Qui me prétendra que ce tableau est illusoire ?!
Et demain, cet entretien avec un psy qu’elle évoque, il sera abandonné. Parce qu’il en est ainsi ici, il se trouvera des militants pour proclamer que cet entretien est « infantilisant », qu’il impose un délai inutile alors que la personne est en demande. Et demain, le plafond qu’elle s’est incroyablement crue autorisée à fixer – 80 ans, c’est le bout du chemin – sera abaissé. En attendant que ces précautions soient rendues superflues par la satisfaction de cette revendication qu’ils n’assument pas encore : le suicide assisté pour tous à tout âge. Mais commençons par les vieux.

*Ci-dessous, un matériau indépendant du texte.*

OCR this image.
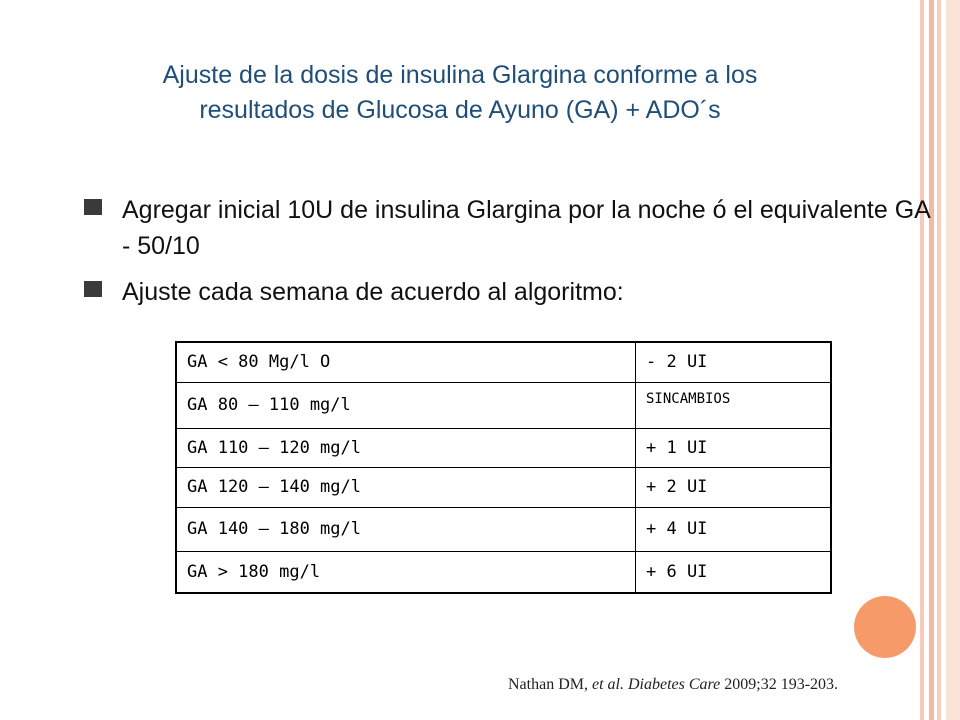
Ajuste de la dosis de insulina Glargina conforme a los
resultados de Glucosa de Ayuno (GA) + ADO´s
Agregar inicial 10U de insulina Glargina por la noche ó el equivalente GA - 50/10
Ajuste cada semana de acuerdo al algoritmo:
GA < 80 Mg/l O	- 2 UI
GA 80 – 110 mg/l	SINCAMBIOS
GA 110 – 120 mg/l	+ 1 UI
GA 120 – 140 mg/l	+ 2 UI
GA 140 – 180 mg/l	+ 4 UI
GA > 180 mg/l	+ 6 UI
Nathan DM, et al. Diabetes Care 2009;32 193-203.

Il faut se lever pour ceux qui ne se réveilleront pas. Ces gens ont oublié que la loi est là pour protéger le faible, pas pour consacrer les plus forts dans leurs trajectoires individuelles, leurs destinées isolées et nos vies séparées. Tout est lié, vous dit-on. Et la logique à l’oeuvre ici est la même que celle qui dissout nos sociétés, les stérilise, les dévitalise, et les rend perméables à toutes les agressions. C’est celle de l’exaltation des droits individuels, d’un vivre ensemble qui n’est qu’un vivre à côté, un vivre isolés, libre de ne pas emmerder les autres, libre de finir seul, sans amour ni fraternité. Celle d’une société qui desserre les coudes, creuse ses failles, des béances, dans lesquelles s’insinuent les menaces, s’engouffrent ceux qui jouent collectif. Il faut se lever pour ceux qui ne se réveilleront pas. Il faut se lever pour nous. Nous. Défendre sans complexe, contre les droits individuels opposés à tous, le destin collectif, la fraternité, le bien commun. Ou un jour nous ne nous réveillerons plus.